Bayangkan, bila kita punya Sertifikat Hak Milik maupun Sertifikat Hak Guna Bangunan elektronik dari Kantor Pertanahan, maka mau ditulis “fotokopi sesuai fotokopi” oleh hakim? Bagaimana kita buktikan itu asli atau tidak, jika berkas nya adalah digital? Ini “insane”, hakim kita kolot sekali meski UU ITE sudah lebih dari satu dekade umurnya. Kini tren para pebisnis tandatangan kontrak pakai surat perjanjian elektronik plus tandatangan elektronik. Jika nanti mereka sengketa, apa hakim mau tulis “fotokopi sesuai fotokopi”? Dengan kata lain, mampu atau tidak mampu sumber asli digitalnya Anda pertunjukkan di persidangan, tetap saja hakim akan menyetarakannya sebagai sebatas “fotokopi” belaka yang tidak memiliki kekuatan pembuktian apapun.

Kalau caranya seperti itu, maka kontrak elektronik maupun tandatangan elektronik, SHM maupun SHGB elektronik, tidak akan diminati oleh masyarakat.
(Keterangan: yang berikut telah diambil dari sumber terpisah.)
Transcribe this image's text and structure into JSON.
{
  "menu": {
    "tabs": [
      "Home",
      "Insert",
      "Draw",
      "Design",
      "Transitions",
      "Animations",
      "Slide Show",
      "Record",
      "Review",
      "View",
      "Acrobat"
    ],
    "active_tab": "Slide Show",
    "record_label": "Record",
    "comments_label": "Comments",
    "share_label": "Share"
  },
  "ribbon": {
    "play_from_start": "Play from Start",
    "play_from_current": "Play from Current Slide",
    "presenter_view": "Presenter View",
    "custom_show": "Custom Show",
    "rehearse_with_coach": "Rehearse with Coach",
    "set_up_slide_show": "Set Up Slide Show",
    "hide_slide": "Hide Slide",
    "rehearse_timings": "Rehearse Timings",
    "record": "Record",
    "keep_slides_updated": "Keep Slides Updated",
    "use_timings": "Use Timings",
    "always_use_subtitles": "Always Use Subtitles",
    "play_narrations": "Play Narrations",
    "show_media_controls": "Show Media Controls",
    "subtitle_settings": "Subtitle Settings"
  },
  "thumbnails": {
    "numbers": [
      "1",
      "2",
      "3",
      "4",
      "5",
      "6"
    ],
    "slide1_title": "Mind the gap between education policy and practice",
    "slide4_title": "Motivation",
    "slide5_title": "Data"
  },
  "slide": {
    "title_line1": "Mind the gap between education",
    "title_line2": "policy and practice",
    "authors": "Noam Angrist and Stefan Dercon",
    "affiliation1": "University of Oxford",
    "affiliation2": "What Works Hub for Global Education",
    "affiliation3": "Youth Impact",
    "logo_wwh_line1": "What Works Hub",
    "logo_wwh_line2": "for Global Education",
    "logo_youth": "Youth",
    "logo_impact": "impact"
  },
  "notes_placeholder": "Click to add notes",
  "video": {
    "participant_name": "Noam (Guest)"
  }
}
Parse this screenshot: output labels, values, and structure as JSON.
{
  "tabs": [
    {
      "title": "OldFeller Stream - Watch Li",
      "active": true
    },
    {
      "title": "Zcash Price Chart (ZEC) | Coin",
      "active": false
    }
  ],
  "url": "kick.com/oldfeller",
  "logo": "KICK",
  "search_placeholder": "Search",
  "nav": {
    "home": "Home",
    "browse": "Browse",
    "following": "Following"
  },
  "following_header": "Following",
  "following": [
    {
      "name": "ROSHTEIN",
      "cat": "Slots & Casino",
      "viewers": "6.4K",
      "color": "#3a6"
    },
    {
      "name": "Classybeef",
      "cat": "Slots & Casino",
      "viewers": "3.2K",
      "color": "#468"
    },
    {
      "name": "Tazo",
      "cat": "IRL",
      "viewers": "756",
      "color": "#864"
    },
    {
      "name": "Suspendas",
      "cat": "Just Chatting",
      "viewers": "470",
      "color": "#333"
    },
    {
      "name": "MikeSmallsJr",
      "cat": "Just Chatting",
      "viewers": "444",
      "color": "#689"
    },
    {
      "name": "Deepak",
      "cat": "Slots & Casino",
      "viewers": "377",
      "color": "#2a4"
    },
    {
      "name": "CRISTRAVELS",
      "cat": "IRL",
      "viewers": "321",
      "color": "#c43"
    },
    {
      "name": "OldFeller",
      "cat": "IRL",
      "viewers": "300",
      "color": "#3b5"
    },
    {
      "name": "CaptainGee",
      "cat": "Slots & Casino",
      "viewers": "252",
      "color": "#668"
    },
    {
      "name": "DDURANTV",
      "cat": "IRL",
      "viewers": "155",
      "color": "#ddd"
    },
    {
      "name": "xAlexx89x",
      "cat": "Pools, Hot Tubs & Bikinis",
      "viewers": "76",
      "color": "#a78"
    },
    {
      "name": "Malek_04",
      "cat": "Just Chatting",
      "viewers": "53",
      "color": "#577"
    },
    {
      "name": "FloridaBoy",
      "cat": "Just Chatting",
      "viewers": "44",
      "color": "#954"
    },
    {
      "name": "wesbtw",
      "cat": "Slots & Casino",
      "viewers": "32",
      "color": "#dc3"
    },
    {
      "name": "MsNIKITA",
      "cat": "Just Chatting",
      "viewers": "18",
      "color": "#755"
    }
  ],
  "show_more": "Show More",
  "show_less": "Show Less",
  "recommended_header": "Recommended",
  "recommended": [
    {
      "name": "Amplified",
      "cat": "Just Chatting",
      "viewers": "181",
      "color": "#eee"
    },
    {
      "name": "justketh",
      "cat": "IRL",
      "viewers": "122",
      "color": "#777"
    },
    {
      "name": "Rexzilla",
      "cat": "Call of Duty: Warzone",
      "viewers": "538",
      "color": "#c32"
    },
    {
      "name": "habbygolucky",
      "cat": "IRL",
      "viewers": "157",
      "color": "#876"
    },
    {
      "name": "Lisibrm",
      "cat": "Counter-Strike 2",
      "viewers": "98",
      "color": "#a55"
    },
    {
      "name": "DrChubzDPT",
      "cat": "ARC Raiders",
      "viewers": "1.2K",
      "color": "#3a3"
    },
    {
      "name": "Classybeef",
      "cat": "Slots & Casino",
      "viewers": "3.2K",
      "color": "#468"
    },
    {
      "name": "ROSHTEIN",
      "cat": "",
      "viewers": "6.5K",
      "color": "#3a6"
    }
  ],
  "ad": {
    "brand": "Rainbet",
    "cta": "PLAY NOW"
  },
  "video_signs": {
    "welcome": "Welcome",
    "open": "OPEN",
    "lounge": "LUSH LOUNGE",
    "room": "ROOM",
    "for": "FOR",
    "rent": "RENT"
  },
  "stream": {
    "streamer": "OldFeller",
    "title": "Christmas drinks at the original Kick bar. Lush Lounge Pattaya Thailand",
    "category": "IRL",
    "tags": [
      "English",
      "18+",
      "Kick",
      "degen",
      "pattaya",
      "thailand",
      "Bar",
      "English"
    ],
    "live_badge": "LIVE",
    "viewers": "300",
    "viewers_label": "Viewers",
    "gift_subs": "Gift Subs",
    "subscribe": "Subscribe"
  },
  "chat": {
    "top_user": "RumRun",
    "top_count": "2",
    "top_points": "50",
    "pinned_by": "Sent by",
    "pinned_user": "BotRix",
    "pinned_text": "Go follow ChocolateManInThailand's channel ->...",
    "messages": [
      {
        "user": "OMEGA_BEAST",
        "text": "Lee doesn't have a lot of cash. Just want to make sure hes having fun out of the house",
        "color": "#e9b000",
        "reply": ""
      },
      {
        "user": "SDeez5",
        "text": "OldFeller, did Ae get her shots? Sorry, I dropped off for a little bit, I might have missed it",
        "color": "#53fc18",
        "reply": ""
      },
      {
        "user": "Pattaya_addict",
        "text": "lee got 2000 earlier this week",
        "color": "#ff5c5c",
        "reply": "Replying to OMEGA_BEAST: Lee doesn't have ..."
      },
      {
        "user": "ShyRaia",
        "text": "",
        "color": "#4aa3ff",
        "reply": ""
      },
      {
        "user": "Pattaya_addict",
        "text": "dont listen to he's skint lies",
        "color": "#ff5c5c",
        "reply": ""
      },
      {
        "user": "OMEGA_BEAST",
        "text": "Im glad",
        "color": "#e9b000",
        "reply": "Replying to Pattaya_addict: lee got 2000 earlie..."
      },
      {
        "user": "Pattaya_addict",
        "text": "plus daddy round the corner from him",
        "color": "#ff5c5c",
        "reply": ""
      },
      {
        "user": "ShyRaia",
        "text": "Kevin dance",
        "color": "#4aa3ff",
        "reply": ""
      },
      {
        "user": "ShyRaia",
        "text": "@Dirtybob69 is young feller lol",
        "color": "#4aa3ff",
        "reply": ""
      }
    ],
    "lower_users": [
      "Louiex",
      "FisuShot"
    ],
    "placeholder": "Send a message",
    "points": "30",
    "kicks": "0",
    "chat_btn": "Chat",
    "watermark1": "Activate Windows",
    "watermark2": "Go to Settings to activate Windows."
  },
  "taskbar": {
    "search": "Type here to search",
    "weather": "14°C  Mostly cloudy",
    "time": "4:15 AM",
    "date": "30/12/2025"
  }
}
Karena jika nantinya benar-benar dijadikan bukti di persidangan, harus uji forensik? Akta, sebagaimana namanya, sejak awal memang dimaksudkan sebagai antisipasi untuk dijadikan alat bukti dikemudian hari. Jika seluruh akta elektronik Anda harus dilakukan uji forensik, maka itulah yang disebut sebagai “ekonomi biaya tinggi”. Syukur jika tidak terjadi sengketa, namun kita tidak dapat membaca apa yang akan terjadi di masa depan. Kalau dimaknai seperti itu, itu sama artinya UU ITE tidak pernah ada, balik ke masa lalu sebelum UU ITE terbit, seolah-olah hanya surat forensik yang merupakan bukti asli karena ada cap basah dari lembaga uji forensik, bukan dokumen elektronik itu sendiri.
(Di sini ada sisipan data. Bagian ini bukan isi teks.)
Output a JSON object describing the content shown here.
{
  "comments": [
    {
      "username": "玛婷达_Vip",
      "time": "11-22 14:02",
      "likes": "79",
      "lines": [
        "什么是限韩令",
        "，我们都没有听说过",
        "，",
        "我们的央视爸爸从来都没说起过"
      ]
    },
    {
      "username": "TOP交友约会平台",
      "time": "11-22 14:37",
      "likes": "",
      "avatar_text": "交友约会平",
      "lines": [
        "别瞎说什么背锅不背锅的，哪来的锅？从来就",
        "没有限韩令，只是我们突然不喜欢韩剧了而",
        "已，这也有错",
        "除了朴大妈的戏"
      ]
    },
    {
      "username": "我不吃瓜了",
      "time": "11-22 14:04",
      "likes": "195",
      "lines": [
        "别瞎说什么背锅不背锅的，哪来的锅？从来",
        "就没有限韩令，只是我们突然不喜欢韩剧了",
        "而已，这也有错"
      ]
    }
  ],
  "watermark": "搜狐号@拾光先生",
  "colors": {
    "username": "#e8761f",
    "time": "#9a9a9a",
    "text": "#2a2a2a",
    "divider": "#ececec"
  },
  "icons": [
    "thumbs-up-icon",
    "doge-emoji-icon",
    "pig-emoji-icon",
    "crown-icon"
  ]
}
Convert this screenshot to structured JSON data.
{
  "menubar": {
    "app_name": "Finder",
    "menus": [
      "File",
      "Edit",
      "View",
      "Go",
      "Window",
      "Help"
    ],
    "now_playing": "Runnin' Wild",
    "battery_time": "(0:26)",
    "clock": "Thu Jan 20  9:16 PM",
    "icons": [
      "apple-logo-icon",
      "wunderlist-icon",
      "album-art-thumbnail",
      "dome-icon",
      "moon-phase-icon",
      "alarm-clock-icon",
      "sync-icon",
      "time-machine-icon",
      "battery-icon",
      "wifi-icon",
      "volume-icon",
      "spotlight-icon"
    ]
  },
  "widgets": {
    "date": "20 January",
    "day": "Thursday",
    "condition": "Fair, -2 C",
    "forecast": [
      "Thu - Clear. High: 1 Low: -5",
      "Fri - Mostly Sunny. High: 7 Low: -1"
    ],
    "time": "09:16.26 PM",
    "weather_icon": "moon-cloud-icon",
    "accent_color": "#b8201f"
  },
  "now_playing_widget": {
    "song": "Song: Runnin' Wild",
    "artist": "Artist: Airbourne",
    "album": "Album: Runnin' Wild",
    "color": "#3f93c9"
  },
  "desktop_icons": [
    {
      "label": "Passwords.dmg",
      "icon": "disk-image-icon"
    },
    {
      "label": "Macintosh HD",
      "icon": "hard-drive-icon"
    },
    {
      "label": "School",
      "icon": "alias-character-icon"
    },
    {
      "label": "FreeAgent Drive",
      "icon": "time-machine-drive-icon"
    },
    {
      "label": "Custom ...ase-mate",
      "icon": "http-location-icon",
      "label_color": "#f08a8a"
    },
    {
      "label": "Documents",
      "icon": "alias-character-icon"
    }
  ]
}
Ini perdata, pembuktiannya cukup formil saja. Hakim sudah bersikap diskriminatif dengan menolak dirujuk pada sumber aslinya berupa sumber data digital email di perangkat digital. Juga, hakim sudah berstandar ganda, karena dokumen lainnya cukup “lihat sepintas” lalu tulis “fotokopi sesuai ASLI”. Tipikal hakim demikian hanya bersikap seperti robot yang “common practice”, tidak mengakomodir akal sehat (common sense). Jika bukti elektronik dianggap atau disetarakan atau diberi nilai sebatas sebagai “fotokopi”, pertanyaannya ialah : ASLINYA YANG MANA? Tidak logis bilamana fotokopi eksis tanpa didahului keberadaan / eksistensi dokumen aslinya—itu yang mestinya ditanyakan oleh hakim. Namun kita boleh yakin, tipe hakim demikian tidak pernah bertanya sampai sejauh itu ketika disodorkan bukti dokumen elektronik. Dokumen fotokopi, artinya ada dokumen aslinya. Tapi hakim memakai “mindset” dokumen PAPER ketika dihadapkan dokumen PAPERLESS, alhasil tidak nyambung. Mestinya “apple to apple” sebagai perbandingannya.
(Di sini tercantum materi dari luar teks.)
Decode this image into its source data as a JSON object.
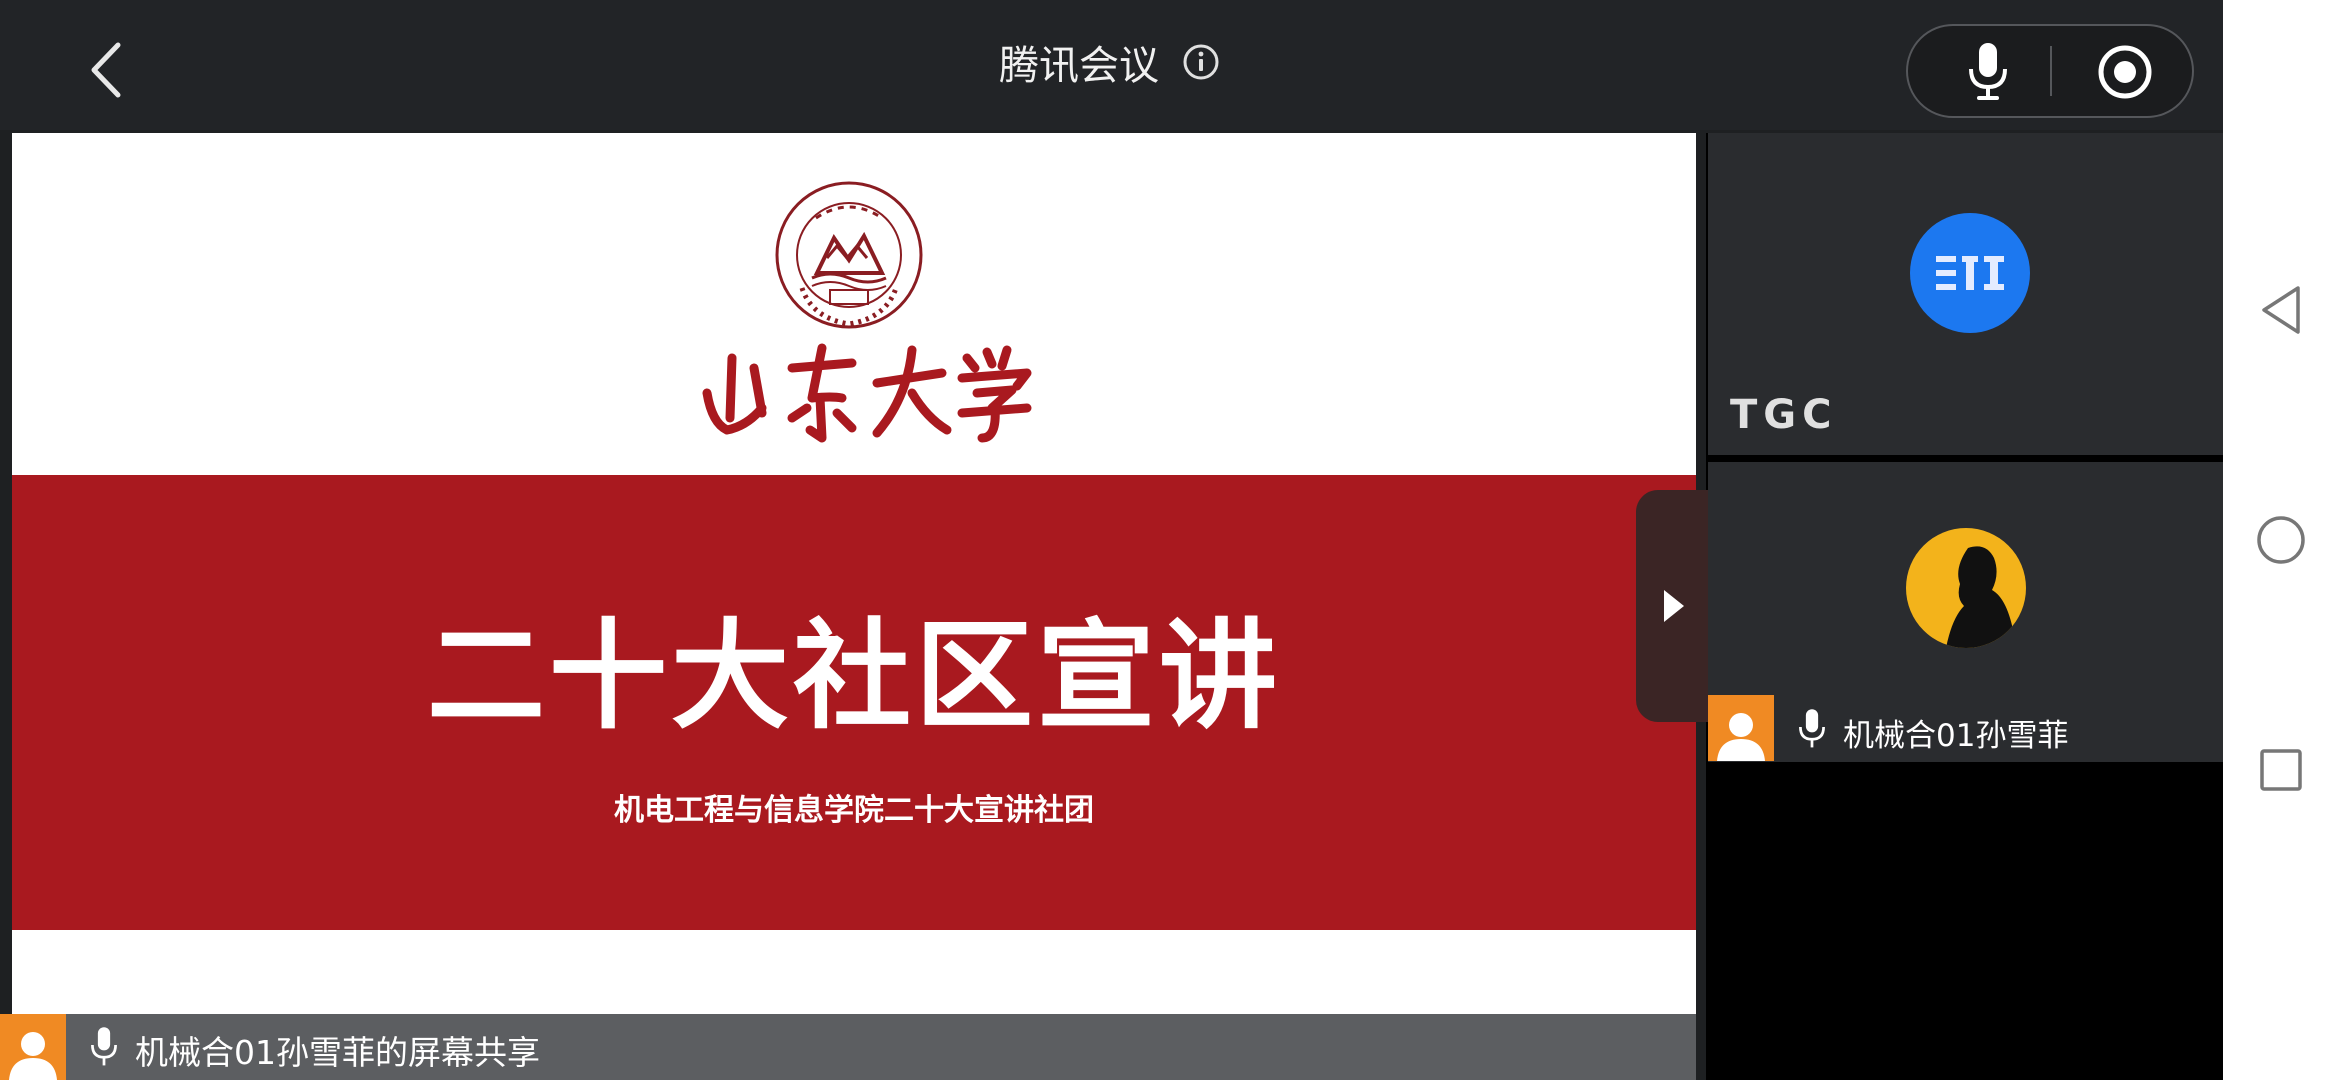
{
  "header": {
    "title": "腾讯会议",
    "back_icon": "chevron-left-icon",
    "info_icon": "info-icon",
    "mic_icon": "microphone-icon",
    "record_icon": "record-icon"
  },
  "slide": {
    "calligraphy": "山东大学",
    "heading": "二十大社区宣讲",
    "subtitle": "机电工程与信息学院二十大宣讲社团",
    "band_color": "#a9191f"
  },
  "share_bar": {
    "label": "机械合01孙雪菲的屏幕共享"
  },
  "participants": [
    {
      "name": "TGC",
      "avatar_color": "#1c78f0"
    },
    {
      "name": "机械合01孙雪菲",
      "avatar_color": "#f3b31b"
    }
  ],
  "system_nav": {
    "back_icon": "triangle-back-icon",
    "home_icon": "circle-home-icon",
    "recents_icon": "square-recents-icon"
  }
}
Sebagaimana namanya, bukti dokumen elektronik, aslinya tidak lain tidak bukan ialah berkas digital elektronik PAPERLESS. Hakim kita cukup “kolot”, seolah tidak pernah pakai email untuk bekerja. Kalau hakim paruh baya bersikap kolot, mungkin bisa kit maklumi, namun sang hakim masih tergolong muda. Bahkan, putusan pengadilan pun kini berupa berkas digital yang mereka “upload” ke platform “eCourt” bagi para pihak yang saling gugat-menggugat. Direktorat Jenderal Kependudukan pencatatan sipil (Ditjen Dukcapil) saat kini menjalankan program ”Dukcapil Go Digital”. Sejak adanya program tersebut, penandatanganan dokumen kependudukan, seperti Kartu Keluarga (KK) dan Akta Kelahiran dilakukan secara elektronik / online. Disdukcapil dikabarkan menghemat anggaran sekitar Rp450 Miliar di tahun 2020. Penghematan tersebut berasal dari pemotongan biaya penggunaan kertas khusus security printing berhologram yang diganti dengan pencetakan dokumen mandiri oleh masyarakat. Pihak otoritas membuat “gimmick” berikut:

“Internet diciptakan untuk meningkatkan kesejahteraan, bukan untuk membuat hidup kita menderita. Gunakan dengan bijak, tetap ikuti aturan hukum. Bila Anda ada masalah dengan orang lain, jangan selesaikan melalui media sosial. Karena tidak menyelesaikan masalah, justru membuat masalah baru. (Karena) semua percakapan Anda bisa menjadi dokumen elektronik dan bisa menjadi bukti hukum ketika itu dipermasalahkan.”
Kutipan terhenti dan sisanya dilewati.